The steering also improves with speed; there’s more weight and a greater feeling of accuracy, although there’s never a great deal of feel.

Camber changes produce a little tramlining, but the 308 CC is pretty deft on B-roads, doesn’t roll much and musters decent body control; you find yourself impressed with its agility and enjoying its ability to flow through a series of bends. Roof down, it feels a little more supple, rounding off bumps more effectively and benefiting from a lower centre of roll with the roof folded away. Potholes do produce the odd quiver through the structure, and the adjustable steering column clatters, especially if it’s fully extended, but this coupé-cabriolet offers more integrity than many. 

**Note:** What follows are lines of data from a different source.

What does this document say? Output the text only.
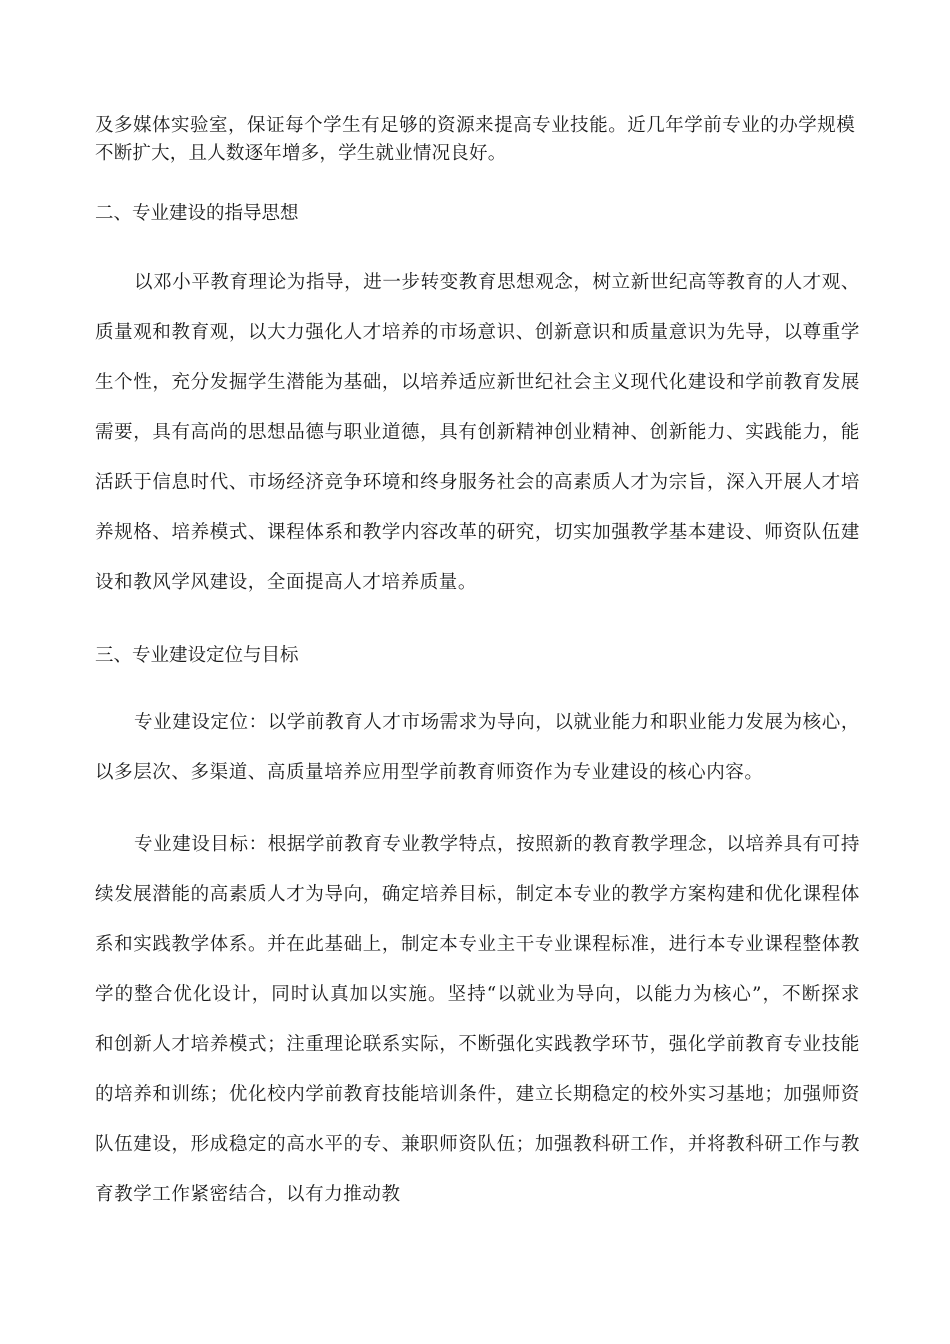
及多媒体实验室，保证每个学生有足够的资源来提高专业技能。近几年学前专业的办学规模不断扩大，且人数逐年增多，学生就业情况良好。

二、专业建设的指导思想

以邓小平教育理论为指导，进一步转变教育思想观念，树立新世纪高等教育的人才观、质量观和教育观，以大力强化人才培养的市场意识、创新意识和质量意识为先导，以尊重学生个性，充分发掘学生潜能为基础，以培养适应新世纪社会主义现代化建设和学前教育发展需要，具有高尚的思想品德与职业道德，具有创新精神创业精神、创新能力、实践能力，能活跃于信息时代、市场经济竞争环境和终身服务社会的高素质人才为宗旨，深入开展人才培养规格、培养模式、课程体系和教学内容改革的研究，切实加强教学基本建设、师资队伍建设和教风学风建设，全面提高人才培养质量。

三、专业建设定位与目标

专业建设定位：以学前教育人才市场需求为导向，以就业能力和职业能力发展为核心，以多层次、多渠道、高质量培养应用型学前教育师资作为专业建设的核心内容。

专业建设目标：根据学前教育专业教学特点，按照新的教育教学理念，以培养具有可持续发展潜能的高素质人才为导向，确定培养目标，制定本专业的教学方案构建和优化课程体系和实践教学体系。并在此基础上，制定本专业主干专业课程标准，进行本专业课程整体教学的整合优化设计，同时认真加以实施。坚持“以就业为导向，以能力为核心”，不断探求和创新人才培养模式；注重理论联系实际，不断强化实践教学环节，强化学前教育专业技能的培养和训练；优化校内学前教育技能培训条件，建立长期稳定的校外实习基地；加强师资队伍建设，形成稳定的高水平的专、兼职师资队伍；加强教科研工作，并将教科研工作与教育教学工作紧密结合，以有力推动教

The result is pleasingly fluent handling, aided by excellent brakes that deliver real stopping power and excellent progression. It’s not a sports car, either with a diesel automatic drivetrain or a turbocharged petrol manual, but it’s more dynamic and entertaining than you’d expect.


Peugeot 308 CC

The 308 CC is closely priced against its main rivals, and similarly equipped. It’s worth noting that at the highest levels of the model range, the Peugeot strays well into Audi A3 and BMW 1 Series cabriolet price territory, where it is a little out of its depth. But the mid-range petrol and diesel models offer an attractive blend of equipment and value.

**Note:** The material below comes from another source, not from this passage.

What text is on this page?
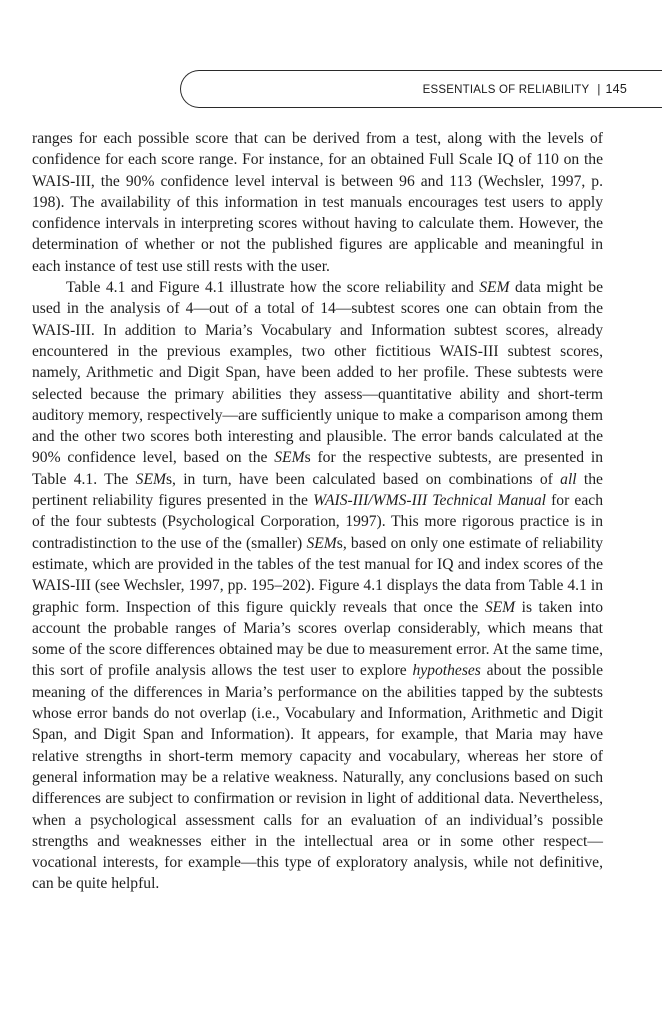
ESSENTIALS OF RELIABILITY | 145

ranges for each possible score that can be derived from a test, along with the levels of confidence for each score range. For instance, for an obtained Full Scale IQ of 110 on the WAIS-III, the 90% confidence level interval is between 96 and 113 (Wechsler, 1997, p. 198). The availability of this information in test manuals encourages test users to apply confidence intervals in interpreting scores without having to calculate them. However, the determination of whether or not the published figures are applicable and meaningful in each instance of test use still rests with the user.

Table 4.1 and Figure 4.1 illustrate how the score reliability and SEM data might be used in the analysis of 4—out of a total of 14—subtest scores one can obtain from the WAIS-III. In addition to Maria’s Vocabulary and Information subtest scores, already encountered in the previous examples, two other fictitious WAIS-III subtest scores, namely, Arithmetic and Digit Span, have been added to her profile. These subtests were selected because the primary abilities they assess—quantitative ability and short-term auditory memory, respectively—are sufficiently unique to make a comparison among them and the other two scores both interesting and plausible. The error bands calculated at the 90% confidence level, based on the SEMs for the respective subtests, are presented in Table 4.1. The SEMs, in turn, have been calculated based on combinations of all the pertinent reliability figures presented in the WAIS-III/WMS-III Technical Manual for each of the four subtests (Psychological Corporation, 1997). This more rigorous practice is in contradistinction to the use of the (smaller) SEMs, based on only one estimate of reliability estimate, which are provided in the tables of the test manual for IQ and index scores of the WAIS-III (see Wechsler, 1997, pp. 195–202). Figure 4.1 displays the data from Table 4.1 in graphic form. Inspection of this figure quickly reveals that once the SEM is taken into account the probable ranges of Maria’s scores overlap considerably, which means that some of the score differences obtained may be due to measurement error. At the same time, this sort of profile analysis allows the test user to explore hypotheses about the possible meaning of the differences in Maria’s performance on the abilities tapped by the subtests whose error bands do not overlap (i.e., Vocabulary and Information, Arithmetic and Digit Span, and Digit Span and Information). It appears, for example, that Maria may have relative strengths in short-term memory capacity and vocabulary, whereas her store of general information may be a relative weakness. Naturally, any conclusions based on such differences are subject to confirmation or revision in light of additional data. Nevertheless, when a psychological assessment calls for an evaluation of an individual’s possible strengths and weaknesses either in the intellectual area or in some other respect—vocational interests, for example—this type of exploratory analysis, while not definitive, can be quite helpful.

The depreciation curves of coupé-cabriolets have normalised somewhat over the last decade, to the point where they now tend to be slightly steeper than for their hatchback equivalents. With a higher initial price than a regular 308 hatchback, there’s further for the CC to fall too. But the 308 CC, being one of the class’ better offerings, suffers less in this regard than some. Sold with a five-year/50,000-mile service package for £199, some of the earliest used examples will receive a boost to their residual values derived from a boost in buyer confidence, too.

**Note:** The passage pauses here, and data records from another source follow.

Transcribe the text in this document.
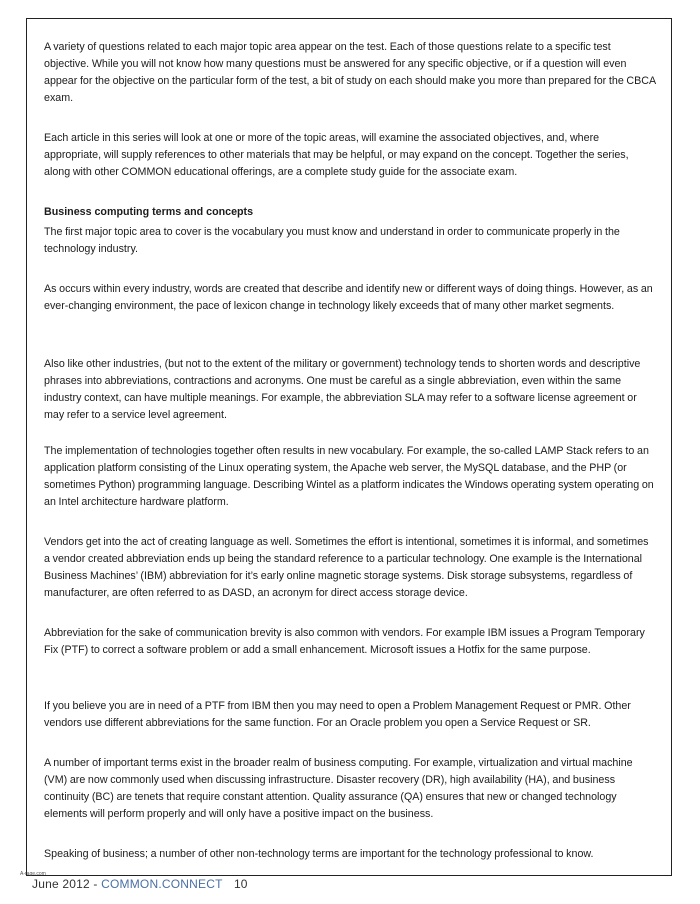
A variety of questions related to each major topic area appear on the test. Each of those questions relate to a specific test objective. While you will not know how many questions must be answered for any specific objective, or if a question will even appear for the objective on the particular form of the test, a bit of study on each should make you more than prepared for the CBCA exam.

Each article in this series will look at one or more of the topic areas, will examine the associated objectives, and, where appropriate, will supply references to other materials that may be helpful, or may expand on the concept. Together the series, along with other COMMON educational offerings, are a complete study guide for the associate exam.

Business computing terms and concepts

The first major topic area to cover is the vocabulary you must know and understand in order to communicate properly in the technology industry.

As occurs within every industry, words are created that describe and identify new or different ways of doing things. However, as an ever-changing environment, the pace of lexicon change in technology likely exceeds that of many other market segments.

Also like other industries, (but not to the extent of the military or government) technology tends to shorten words and descriptive phrases into abbreviations, contractions and acronyms. One must be careful as a single abbreviation, even within the same industry context, can have multiple meanings. For example, the abbreviation SLA may refer to a software license agreement or may refer to a service level agreement.

The implementation of technologies together often results in new vocabulary. For example, the so-called LAMP Stack refers to an application platform consisting of the Linux operating system, the Apache web server, the MySQL database, and the PHP (or sometimes Python) programming language. Describing Wintel as a platform indicates the Windows operating system operating on an Intel architecture hardware platform.

Vendors get into the act of creating language as well. Sometimes the effort is intentional, sometimes it is informal, and sometimes a vendor created abbreviation ends up being the standard reference to a particular technology. One example is the International Business Machines’ (IBM) abbreviation for it’s early online magnetic storage systems. Disk storage subsystems, regardless of manufacturer, are often referred to as DASD, an acronym for direct access storage device.

Abbreviation for the sake of communication brevity is also common with vendors. For example IBM issues a Program Temporary Fix (PTF) to correct a software problem or add a small enhancement. Microsoft issues a Hotfix for the same purpose.

If you believe you are in need of a PTF from IBM then you may need to open a Problem Management Request or PMR. Other vendors use different abbreviations for the same function. For an Oracle problem you open a Service Request or SR.

A number of important terms exist in the broader realm of business computing. For example, virtualization and virtual machine (VM) are now commonly used when discussing infrastructure. Disaster recovery (DR), high availability (HA), and business continuity (BC) are tenets that require constant attention. Quality assurance (QA) ensures that new or changed technology elements will perform properly and will only have a positive impact on the business.

Speaking of business; a number of other non-technology terms are important for the technology professional to know.

A-rage.com
June 2012 - COMMON.CONNECT 10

Competitive list prices gets pushed into premium territory easily with options

The 2.0-litre HDi has competitive fuel economy: it record 35.7mpg over the entirety of our test, and could be expected to better 40mpg in typical everyday use, provided a decent proportion of motorway cruising is included.

Shorter gearing and harder use would probably mean that Peugeot 1.6-litre e-HDi would fail to better that return by very much on a long journey. Its advantage is with its automatic engine start-stop system, which can be expected to make a telling difference during predominately urban use.

Insurance ratings for the 308 CC are competitive in the main, unless you opt for the 197bhp GT model, which is classified in group 30 of 50 – five groups higher than a Renault Megane CC 180 TCE.


3.5 star Peugeot 308 CC

No question, the Peugeot 308 CC is a major improvement on its predecessor, just as the 207 CC was over the 206. The improvements begin with a useful increase in body strength, benefiting its handling, ride and the impression of robustness, and continue with an interior of higher material quality and greater convenience than that of the last car.

It’s disappointing that, once again with a middle-sized Peugeot drop-top, there isn’t really enough rear cabin room for larger adults – particularly when smaller convertibles like the Golf package more occupant space into a smaller car. Passengers taller than 5’ 8” will either have to travel in the front, or not at all. Those small enough to fit in the back also have to put up with limited protection from the wind with the roof down, and seriously restricted headroom with the top in place.

Front occupants in the 308 CC are well protected from wind buffeting, even at motorway speeds

The 308 CC’s choppy town ride is also a bit of a let down, even if, in outright terms, the Peugeot’s more settled medium- and high-speed ride entirely suit its ‘summer day cruiser’ character. Versions on smaller wheels suffer a less unsettled primary ride than those on larger rims, but even they can’t match the low speed refinement of a VW Eos, which remains our class-leading pick.

The 308 CC’s roof is effortlessly convenient, however, the seat-mounted curtain airbags boost its safety credentials and, in leather trim, the interior really lends class to this car. The Airwave neck heating system is effective too, allowing top down motoring even on more wintery occasions.